Firms will use MCP to assemble AI workflows that cross system boundaries. A lawyer's single request will then trigger several linked tasks inside and outside the knowledge platform.

García-Egocheaga said this will move legal workflows away from step-by-step manual work. AI agents will run more of the process from search through to document output.

He said firms that adopt MCP-based frameworks will reduce time spent on administrative steps. Lawyers will then focus on strategic and advisory work for clients.

Workflow impact

García-Egocheaga expects these changes to influence day-to-day practice. He said research, document review and drafting will rely more heavily on AI orchestration in the background.
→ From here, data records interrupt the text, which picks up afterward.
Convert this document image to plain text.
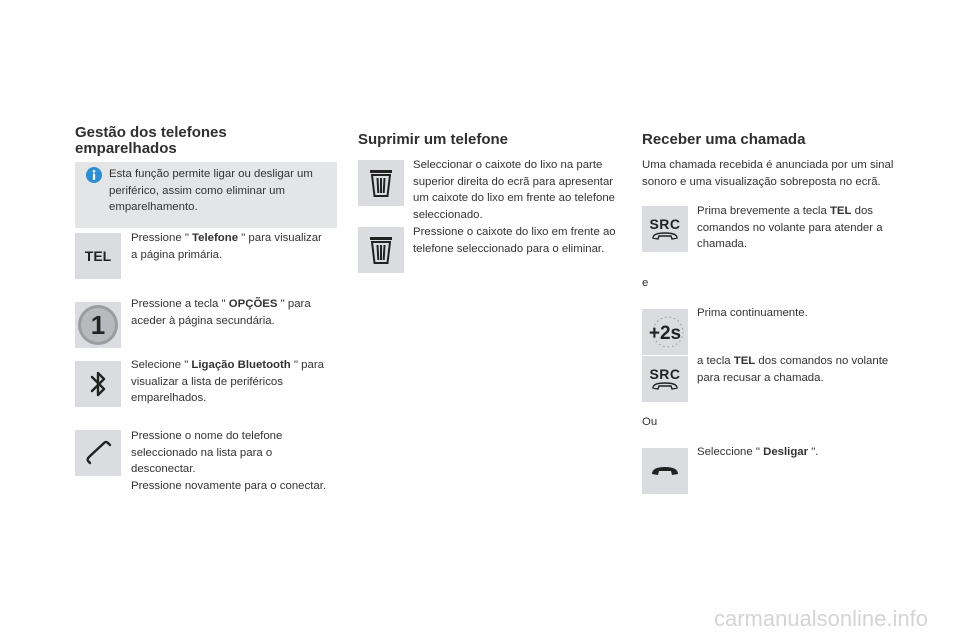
Gestão dos telefones
emparelhados

Esta função permite ligar ou desligar um periférico, assim como eliminar um emparelhamento.

TEL

Pressione " Telefone " para visualizar a página primária.

1

Pressione a tecla " OPÇÕES " para aceder à página secundária.

Selecione " Ligação Bluetooth " para visualizar a lista de periféricos emparelhados.

Pressione o nome do telefone seleccionado na lista para o desconectar.
Pressione novamente para o conectar.

Suprimir um telefone

Seleccionar o caixote do lixo na parte superior direita do ecrã para apresentar um caixote do lixo em frente ao telefone seleccionado.

Pressione o caixote do lixo em frente ao telefone seleccionado para o eliminar.

Receber uma chamada

Uma chamada recebida é anunciada por um sinal sonoro e uma visualização sobreposta no ecrã.

SRC

Prima brevemente a tecla TEL dos comandos no volante para atender a chamada.

e

+2s

Prima continuamente.

SRC

a tecla TEL dos comandos no volante para recusar a chamada.

Ou

Seleccione " Desligar ".

carmanualsonline.info
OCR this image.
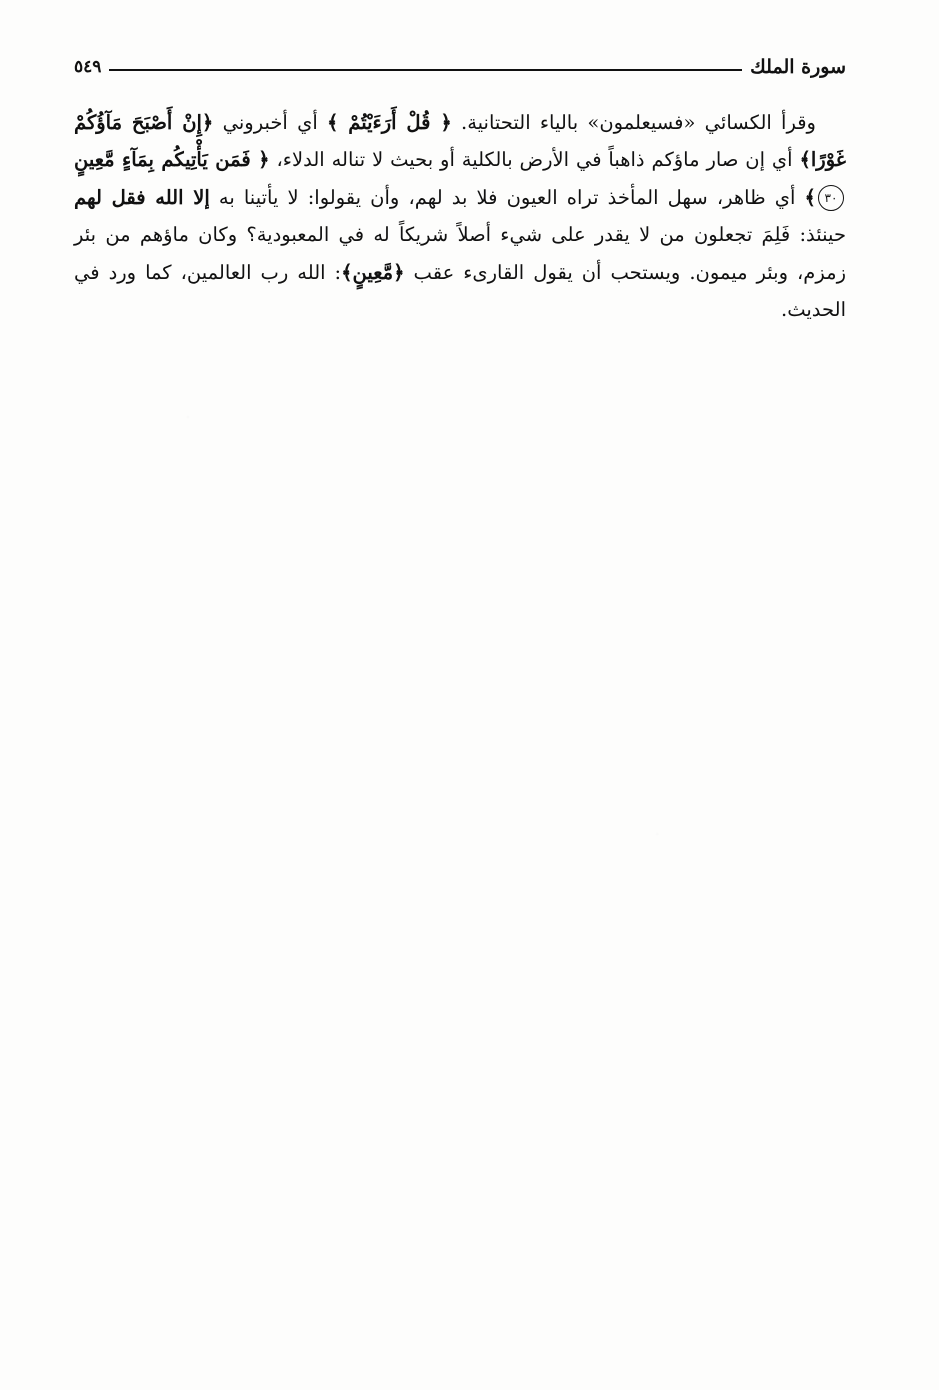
سورة الملك
٥٤٩

وقرأ الكسائي «فسيعلمون» بالياء التحتانية. ﴿ قُلْ أَرَءَيْتُمْ ﴾ أي أخبروني ﴿إِنْ أَصْبَحَ مَآؤُكُمْ غَوْرًا﴾ أي إن صار ماؤكم ذاهباً في الأرض بالكلية أو بحيث لا تناله الدلاء، ﴿ فَمَن يَأْتِيكُم بِمَآءٍ مَّعِينٍ٣٠﴾ أي ظاهر، سهل المأخذ تراه العيون فلا بد لهم، وأن يقولوا: لا يأتينا به إلا الله فقل لهم حينئذ: فَلِمَ تجعلون من لا يقدر على شيء أصلاً شريكاً له في المعبودية؟ وكان ماؤهم من بئر زمزم، وبئر ميمون. ويستحب أن يقول القارىء عقب ﴿مَّعِينٍ﴾: الله رب العالمين، كما ورد في الحديث.
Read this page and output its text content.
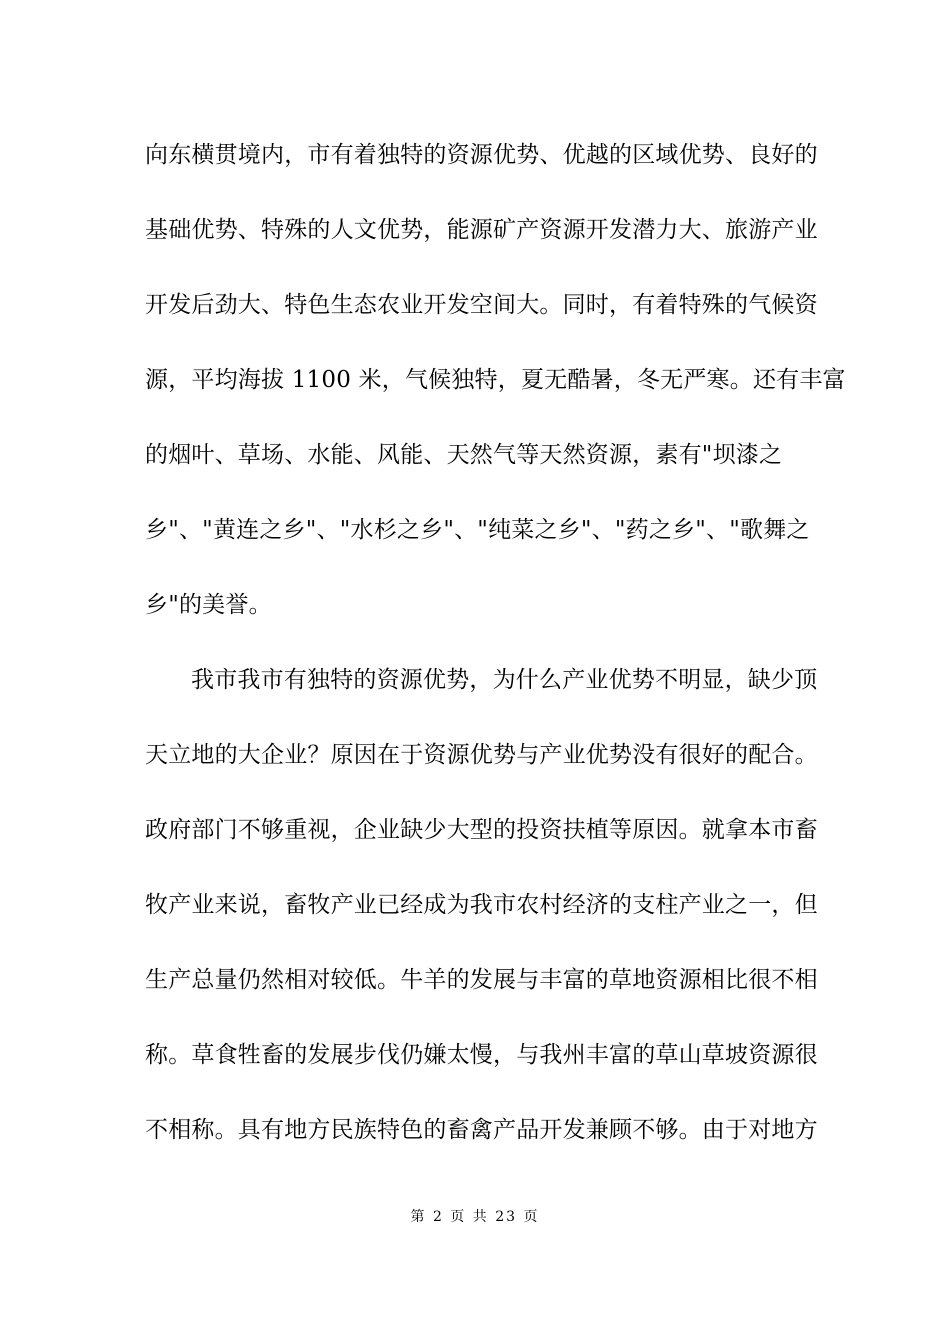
向东横贯境内，市有着独特的资源优势、优越的区域优势、良好的
基础优势、特殊的人文优势，能源矿产资源开发潜力大、旅游产业
开发后劲大、特色生态农业开发空间大。同时，有着特殊的气候资
源，平均海拔 1100 米，气候独特，夏无酷暑，冬无严寒。还有丰富
的烟叶、草场、水能、风能、天然气等天然资源，素有"坝漆之
乡"、"黄连之乡"、"水杉之乡"、"纯菜之乡"、"药之乡"、"歌舞之
乡"的美誉。
我市我市有独特的资源优势，为什么产业优势不明显，缺少顶
天立地的大企业？原因在于资源优势与产业优势没有很好的配合。
政府部门不够重视，企业缺少大型的投资扶植等原因。就拿本市畜
牧产业来说，畜牧产业已经成为我市农村经济的支柱产业之一，但
生产总量仍然相对较低。牛羊的发展与丰富的草地资源相比很不相
称。草食牲畜的发展步伐仍嫌太慢，与我州丰富的草山草坡资源很
不相称。具有地方民族特色的畜禽产品开发兼顾不够。由于对地方
第 2 页 共 23 页
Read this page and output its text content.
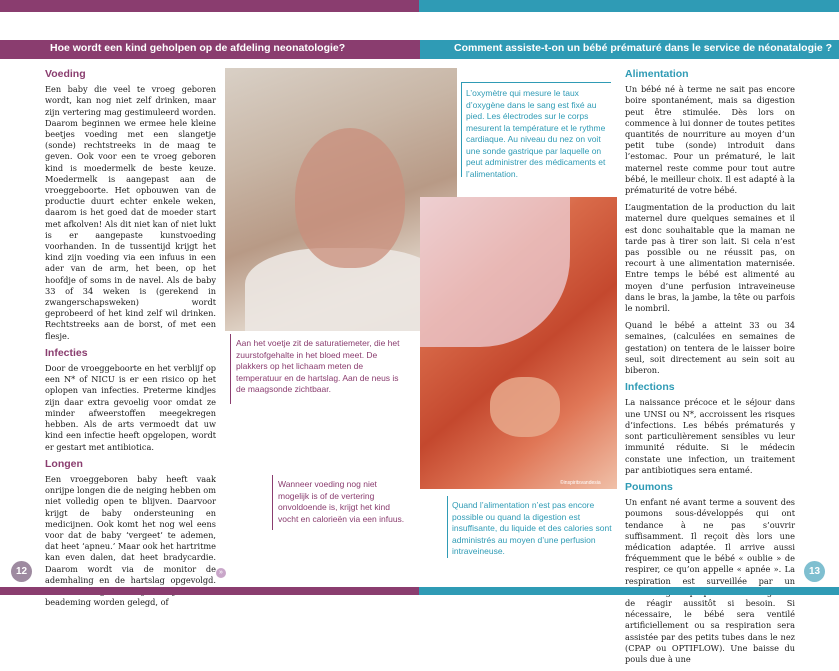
Hoe wordt een kind geholpen op de afdeling neonatologie?	Comment assiste-t-on un bébé prématuré dans le service de néonatalogie ?
Voeding

Een baby die veel te vroeg geboren wordt, kan nog niet zelf drinken, maar zijn vertering mag gestimuleerd worden. Daarom beginnen we ermee hele kleine beetjes voeding met een slangetje (sonde) rechtstreeks in de maag te geven. Ook voor een te vroeg geboren kind is moedermelk de beste keuze. Moedermelk is aangepast aan de vroeggeboorte. Het opbouwen van de productie duurt echter enkele weken, daarom is het goed dat de moeder start met afkolven! Als dit niet kan of niet lukt is er aangepaste kunstvoeding voorhanden. In de tussentijd krijgt het kind zijn voeding via een infuus in een ader van de arm, het been, op het hoofdje of soms in de navel. Als de baby 33 of 34 weken is (gerekend in zwangerschapsweken) wordt geprobeerd of het kind zelf wil drinken. Rechtstreeks aan de borst, of met een flesje.

Infecties

Door de vroeggeboorte en het verblijf op een N* of NICU is er een risico op het oplopen van infecties. Preterme kindjes zijn daar extra gevoelig voor omdat ze minder afweerstoffen meegekregen hebben. Als de arts vermoedt dat uw kind een infectie heeft opgelopen, wordt er gestart met antibiotica.

Longen

Een vroeggeboren baby heeft vaak onrijpe longen die de neiging hebben om niet volledig open te blijven. Daarvoor krijgt de baby ondersteuning en medicijnen. Ook komt het nog wel eens voor dat de baby ‘vergeet’ te ademen, dat heet ‘apneu.’ Maar ook het hartritme kan even dalen, dat heet bradycardie. Daarom wordt via de monitor de ademhaling en de hartslag opgevolgd. beademing worden gelegd, of

©inspiritsvandesia
L’oxymètre qui mesure le taux d’oxygène dans le sang est fixé au pied. Les électrodes sur le corps mesurent la température et le rythme cardiaque. Au niveau du nez on voit une sonde gastrique par laquelle on peut administrer des médicaments et l’alimentation.
Aan het voetje zit de saturatiemeter, die het zuurstofgehalte in het bloed meet. De plakkers op het lichaam meten de temperatuur en de hartslag. Aan de neus is de maagsonde zichtbaar.
Wanneer voeding nog niet mogelijk is of de vertering onvoldoende is, krijgt het kind vocht en calorieën via een infuus.
Quand l’alimentation n’est pas encore possible ou quand la digestion est insuffisante, du liquide et des calories sont administrés au moyen d’une perfusion intraveineuse.
Alimentation

Un bébé né à terme ne sait pas encore boire spontanément, mais sa digestion peut être stimulée. Dès lors on commence à lui donner de toutes petites quantités de nourriture au moyen d’un petit tube (sonde) introduit dans l’estomac. Pour un prématuré, le lait maternel reste comme pour tout autre bébé, le meilleur choix. Il est adapté à la prématurité de votre bébé.

L’augmentation de la production du lait maternel dure quelques semaines et il est donc souhaitable que la maman ne tarde pas à tirer son lait. Si cela n’est pas possible ou ne réussit pas, on recourt à une alimentation maternisée. Entre temps le bébé est alimenté au moyen d’une perfusion intraveineuse dans le bras, la jambe, la tête ou parfois le nombril.

Quand le bébé a atteint 33 ou 34 semaines, (calculées en semaines de gestation) on tentera de le laisser boire seul, soit directement au sein soit au biberon.

Infections

La naissance précoce et le séjour dans une UNSI ou N*, accroissent les risques d’infections. Les bébés prématurés y sont particulièrement sensibles vu leur immunité réduite. Si le médecin constate une infection, un traitement par antibiotiques sera entamé.

Poumons

Un enfant né avant terme a souvent des poumons sous-développés qui ont tendance à ne pas s’ouvrir suffisamment. Il reçoit dès lors une médication adaptée. Il arrive aussi fréquemment que le bébé « oublie » de respirer, ce qu’on appelle « apnée ». La respiration est surveillée par un de réagir aussitôt si besoin. Si nécessaire, le bébé sera ventilé artificiellement ou sa respiration sera assistée par des petits tubes dans le nez (CPAP ou OPTIFLOW). Une baisse du pouls due à une

»
12	13
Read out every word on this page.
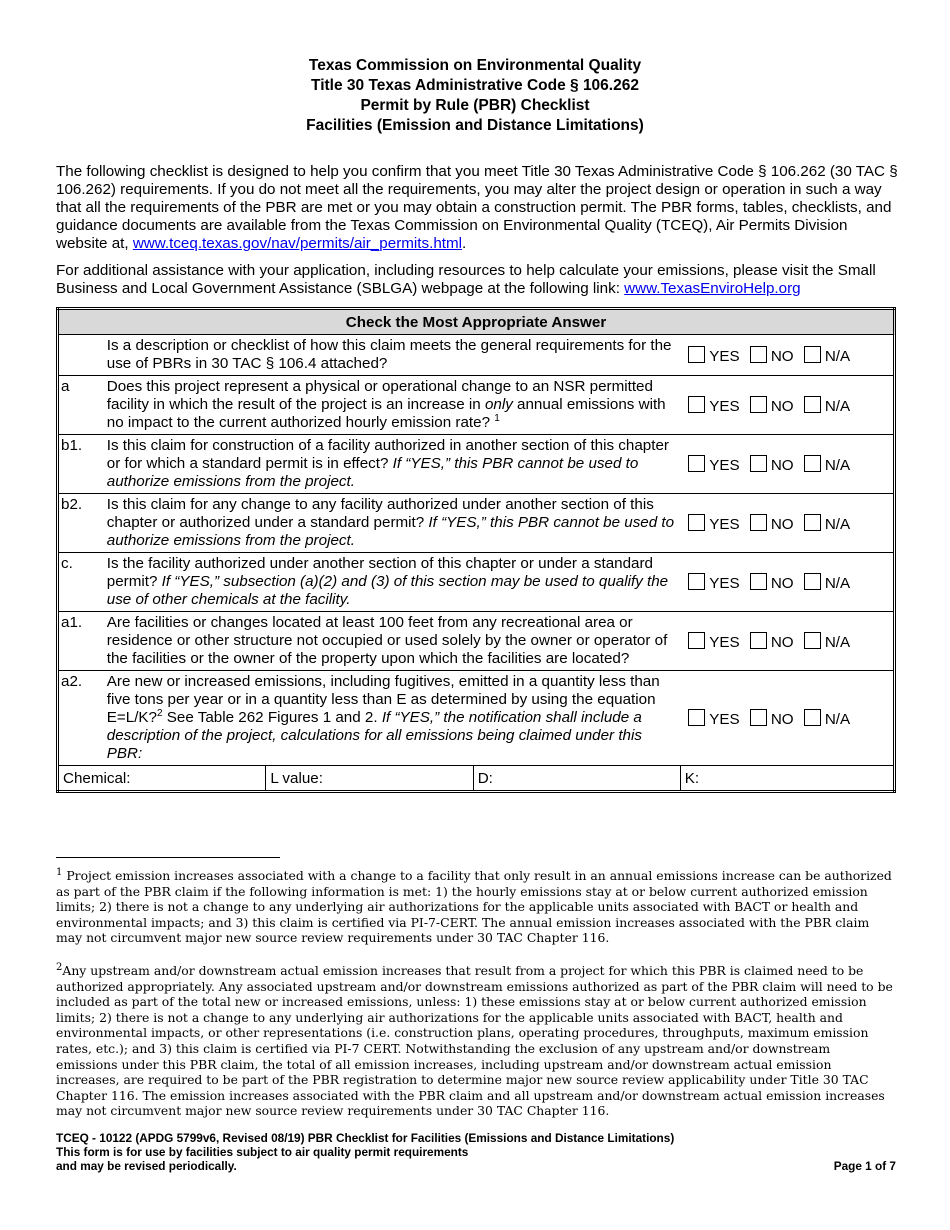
Texas Commission on Environmental Quality
Title 30 Texas Administrative Code § 106.262
Permit by Rule (PBR) Checklist
Facilities (Emission and Distance Limitations)

The following checklist is designed to help you confirm that you meet Title 30 Texas Administrative Code § 106.262 (30 TAC § 106.262) requirements. If you do not meet all the requirements, you may alter the project design or operation in such a way that all the requirements of the PBR are met or you may obtain a construction permit. The PBR forms, tables, checklists, and guidance documents are available from the Texas Commission on Environmental Quality (TCEQ), Air Permits Division website at, www.tceq.texas.gov/nav/permits/air_permits.html.

For additional assistance with your application, including resources to help calculate your emissions, please visit the Small Business and Local Government Assistance (SBLGA) webpage at the following link: www.TexasEnviroHelp.org

Check the Most Appropriate Answer				
	Is a description or checklist of how this claim meets the general requirements for the use of PBRs in 30 TAC § 106.4 attached?			YES NO N/A
a	Does this project represent a physical or operational change to an NSR permitted facility in which the result of the project is an increase in only annual emissions with no impact to the current authorized hourly emission rate? $^1$			YES NO N/A
b1.	Is this claim for construction of a facility authorized in another section of this chapter or for which a standard permit is in effect? If “YES,” this PBR cannot be used to authorize emissions from the project.			YES NO N/A
b2.	Is this claim for any change to any facility authorized under another section of this chapter or authorized under a standard permit? If “YES,” this PBR cannot be used to authorize emissions from the project.			YES NO N/A
c.	Is the facility authorized under another section of this chapter or under a standard permit? If “YES,” subsection (a)(2) and (3) of this section may be used to qualify the use of other chemicals at the facility.			YES NO N/A
a1.	Are facilities or changes located at least 100 feet from any recreational area or residence or other structure not occupied or used solely by the owner or operator of the facilities or the owner of the property upon which the facilities are located?			YES NO N/A
a2.	Are new or increased emissions, including fugitives, emitted in a quantity less than five tons per year or in a quantity less than E as determined by using the equation E=L/K?$^2$ See Table 262 Figures 1 and 2. If “YES,” the notification shall include a description of the project, calculations for all emissions being claimed under this PBR:			YES NO N/A
Chemical:		L value:	D:	K:

$^1$ Project emission increases associated with a change to a facility that only result in an annual emissions increase can be authorized as part of the PBR claim if the following information is met: 1) the hourly emissions stay at or below current authorized emission limits; 2) there is not a change to any underlying air authorizations for the applicable units associated with BACT or health and environmental impacts; and 3) this claim is certified via PI-7-CERT. The annual emission increases associated with the PBR claim may not circumvent major new source review requirements under 30 TAC Chapter 116.

$^2$Any upstream and/or downstream actual emission increases that result from a project for which this PBR is claimed need to be authorized appropriately. Any associated upstream and/or downstream emissions authorized as part of the PBR claim will need to be included as part of the total new or increased emissions, unless: 1) these emissions stay at or below current authorized emission limits; 2) there is not a change to any underlying air authorizations for the applicable units associated with BACT, health and environmental impacts, or other representations (i.e. construction plans, operating procedures, throughputs, maximum emission rates, etc.); and 3) this claim is certified via PI-7 CERT. Notwithstanding the exclusion of any upstream and/or downstream emissions under this PBR claim, the total of all emission increases, including upstream and/or downstream actual emission increases, are required to be part of the PBR registration to determine major new source review applicability under Title 30 TAC Chapter 116. The emission increases associated with the PBR claim and all upstream and/or downstream actual emission increases may not circumvent major new source review requirements under 30 TAC Chapter 116.

TCEQ - 10122 (APDG 5799v6, Revised 08/19) PBR Checklist for Facilities (Emissions and Distance Limitations)
This form is for use by facilities subject to air quality permit requirements
and may be revised periodically.	Page 1 of 7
Lawyers will still define the objectives, constraints and final outputs. AI systems will handle the intermediate steps of gathering, classifying and formatting information.

He said this will not remove the need for judgement. Instead it will move human attention towards review and client interaction.

García-Egocheaga projected that firms will treat process automation as a routine feature of legal work. He said this will sit alongside more formalised quality controls on AI-generated content.

"The evolution of conversational AI, the integration of AI-human collaboration models, and the adoption of protocols like MCP will reshape legal knowledge management and workflow execution for lawyers. These advancements will empower lawyers as well as firms to interact with information more intuitively, automate complex processes as a matter of course, all the while maintaining rigorous knowledge quality standards. Legal professionals will be able to streamline research, accelerate document analysis and creation, and execute complex multi-step tasks with efficiency. By reducing time spent on time-consuming information retrieval and process management, lawyers will be able to focus more on the human (irreplaceable) elements of legal practice," said García-Egocheaga.